Masa Sidang MK Tangani Sengketa Pilpres Dinilai Tak Ideal
A
A
A
JAKARTA - Waktu 14 hari kerja yang dimiliki Mahkamah Konstitusi (MK) dinilai tidak ideal untuk memeriksa, mengadili, dan memutus permohonan sengketa Pemilihan Presiden dan Wakil PResiden (Pilpres) 2019 yang diajukan oleh Pasangan Prabowo Subianto-Sandiaga Uno.
Meskipun hal tersebut berdasarkan ketentuan Pasal 475 ayat 3 Undang-Undang Nomor 7 Tahun 2017 tentang Pemilihan Umum, MK diberikan waktu 14 hari untuk menuntaskan perkara Perselisihan Hasil Pemilihan Umum (PHPU) Presiden dan Wakil Presiden.
"Sekalipun ketentuan hari itu tidak merujuk pada hari kalender karena telah dimaknai oleh MK sebagai hari kerja, tetapi menurut penalaran yang wajar waktu tersebut tampaknya tidak akan cukup memadai," tutur pengamat politik Said Salahudin dalam keterangan tertulisnya kepada SINDOnews, Rabu (29/5/2019).
Dia menjelaskan, dalam waktu 14 hari itu, persidangan nantinya akan dibagi menjadi tiga tahapan, yaitu pemeriksaan pendahuluan, pembuktian, dan pembacaan putusan. "Yang paling penting dari tiga jenis persidangan itu adalah sidang pembuktian," kata Direktur Sinergi masyarakat untuk demokrasi Indonesia (Sigma) ini.
Dalam sidang pembuktian, kata dia, para pihak berkesempatan saling menunjukan bukti serta beradu argumentasi hukum untuk membuktikan benar tidaknya Pilpres 2019 berlangsung dengan curang.
Sementara pemeriksaan pendahuluan itu, kata Said, hanya memeriksa kelengkapan dan kejelasan Permohonan serta pengesahan alat bukti saja. Sedangkan pada sidang pembacaan putusan, lanjut dia, para pihak hanya bisa duduk manis mendengarkan sikap Hakim.
"Persoalannya, jangan dibayangkan dalam 14 hari itu MK nantinya akan menggelar sidang pembuktian sebanyak 14 kali. Jumlahnya pasti akan kurang dari itu. Pada PHPU Pilpres 2014 saja, misalnya, MK hanya menggelar tujuh kali sidang pembuktian dari total sembilan kali persidangan," tutur Konsultan Senior Political and constitutional law consulting (Postulat) ini.
Padahal, kata Said, pada saat itu MK hanya fokus pada sidang PHPU Pilpres, tidak dipusingkan dengan sidang PHPU Pileg seperti sekarang. Kalau sekarang, selain mengadili PHPU Pilpres, MK juga harus menyidangkan ratusan perkara PHPU Pileg.

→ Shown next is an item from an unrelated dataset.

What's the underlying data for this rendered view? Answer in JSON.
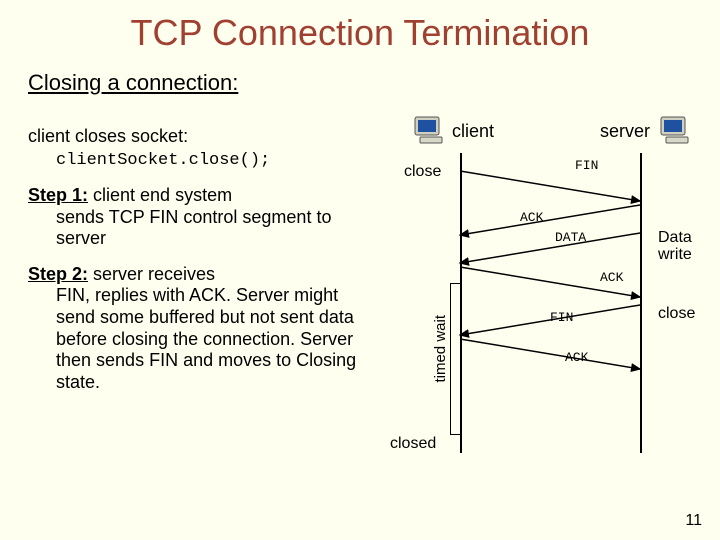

Sebab di tahap awal saja MK sudah menerima permohonan perselisihan dari hampir seribu daerah pemilihan. "Dengan kondisi itu dapat kita bayangkan betapa tidak mudahnya bagi MK untuk mengatur jadwal dan mengoptimalkan persidangan," tutur Dewan Pakar Pusat Konsultasi Hukum Pemilihan Umum (Puskum Pemilu) ini.
Dia berpendapat, teknis sidang dengan menggunakan sistem panel yang direncakanan Mahkamah pun masih belum memadai untuk mengejar efektifitas sidang."Efektifitas yang saya maksudkan terkait dengan kualitas persidangan. Kalau asal bersidang saja sih gampang. Tetapi yang kita harapkan nanti kan MK tidak sekedar menggelar sidang, tetapi bagaimana persidangan dapat betul-betul mengungkap berbagai permasalahan yang muncul didalam penyelenggaraan Pemilu," ungkapnya.
Lebih dari itu, kata dia, pendeknya masa persidangan PHPU Pilpres juga jauh dari ideal untuk memeriksa dugaan pelanggaran yang bersifat Terstruktur, Sistematis, dan Masif (TSM), sebagaimana didalilkan oleh Paslon 02. "Kalau argumentasinya TSM, itu artinya MK diminta untuk memeriksa kembali semua proses pemilu sejak tahapan awal," katanya.
Menurut Said, ketika disebut pelanggaran sistematis misalnya, itu terkait dengan dugaan adanya rencana yang telah disusun atau dirancang jauh-jauh hari untuk memenangkan pasangan calon tertentu dengan cara-cara yang melanggar aturan. Belum lagi, pembuktian terkait pelanggaran yang bersifat terstruktur.
Dalam pembuktian, sambung dia, harus dibuktikan siapa saja aparat struktural, baik aparat pemerintah maupun penyelenggara pemilu yang secara kolektif atau bersama-sama diduga memberikan keuntungan atau merugikan pasangan calon tertentu.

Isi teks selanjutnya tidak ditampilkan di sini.